Amazon requires new packaging design and certificates – read here if you are affected and what you can do.

“Amazon is always committed to providing its customers with the broadest selection, the best possible service and an outstanding customer experience…”

When an email from Amazon already starts like this, you as a supplier know, “Ouch, that’s going to be expensive again.”

Because after that, it usually follows that in order to provide the best possible customer experience, Amazon would like to see better purchase prices, or new penalties should be introduced, or that back terms would need to be increased.

In the current case, it’s not only about the best possible customer experience, but even about the environment! Specifically, this means that starting October 01, 2019, all items over a certain size or weight must be packaged in such a way that they can be shipped directly to the end customer without any additional repackaging.

If you have been packing your products in common jewelry boxes and sending them to your distributors in larger packaging units, you will be hit especially hard. They must completely redesign their packaging and have it certified by an independent laboratory according to the ISTA6-SIOC test procedure.
These include free-fall and vibration tests in which shipping and transport conditions are simulated.

Laboratories that are allowed to perform these tests are usually based in the USA or the Far East.
In Germany, the following laboratories, among others, are certified for the ISTA6-SIOC test:

PAConsult GmbH
Hamburg
www.paconsult.de
040 229 48 79-0

SCUS Ltd.
Dresden
www.scus.de
0351 4483 790

Comprehensive search options for suitable laboratories worldwide can be found directly on the ISTA website: https://mms.ista.org/members/directory/search_bootstrap.php?org_id=ISTA&istalabs=X.

Amazon itself has also set up an extensive website on the subject with explanations and examples of use: https://www.aboutamazon.de/nachhaltigkeit/verpackung

The whole thing is a very time-consuming, lengthy and costly process for you as a manufacturer and brand owner, from which you can buy your way out – at least in the first step – on Amazon. There we are again with the penalties mentioned at the beginning…

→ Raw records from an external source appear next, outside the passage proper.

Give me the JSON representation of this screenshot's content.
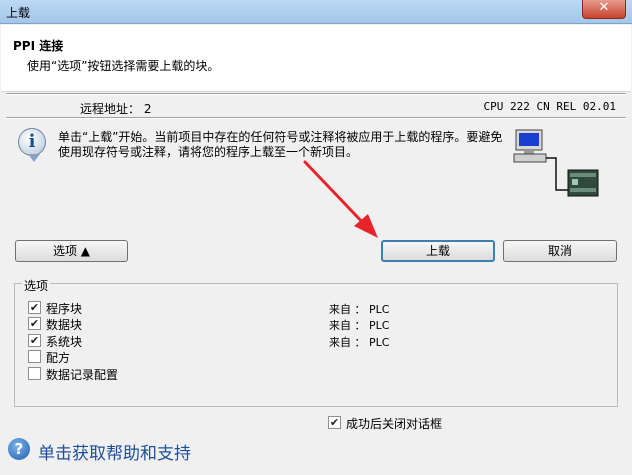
{
  "window": {
    "title": "上载",
    "close_label": "✕"
  },
  "header": {
    "title": "PPI 连接",
    "subtitle": "使用“选项”按钮选择需要上载的块。"
  },
  "connection": {
    "remote_address": "远程地址：  2",
    "cpu_info": "CPU 222 CN REL 02.01"
  },
  "message": "单击“上载”开始。当前项目中存在的任何符号或注释将被应用于上载的程序。要避免使用现存符号或注释，请将您的程序上载至一个新项目。",
  "buttons": {
    "options": "选项 ▲",
    "upload": "上载",
    "cancel": "取消"
  },
  "options_group": {
    "label": "选项",
    "items": [
      {
        "label": "程序块",
        "checked": true,
        "source": "来自 ： PLC"
      },
      {
        "label": "数据块",
        "checked": true,
        "source": "来自 ： PLC"
      },
      {
        "label": "系统块",
        "checked": true,
        "source": "来自 ： PLC"
      },
      {
        "label": "配方",
        "checked": false,
        "source": ""
      },
      {
        "label": "数据记录配置",
        "checked": false,
        "source": ""
      }
    ]
  },
  "close_after_success": {
    "label": "成功后关闭对话框",
    "checked": true
  },
  "help": {
    "label": "单击获取帮助和支持"
  },
  "icons": {
    "info": "info-icon",
    "help": "help-icon",
    "computer": "computer-plc-icon"
  },
  "colors": {
    "arrow": "#e8232a",
    "link": "#1d4f9c"
  }
}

In principle, however, it is worth considering whether it does not make strategic sense to invest in product packaging that can be shipped. The share of e-commerce in total trade has been rising for years, distance selling is playing an increasingly important role and is increasingly displacing stationary trade in almost all sectors. Omni-channel, platform economy, drop-shipping are buzzwords that are often heard, more and more manufacturers and brands are opening their own web stores and starting to ship their products directly to end customers.

Then, of course, there are synergy effects, savings effects in individual shipments to end customers outweigh the costs for ISTA certification and development of new packaging.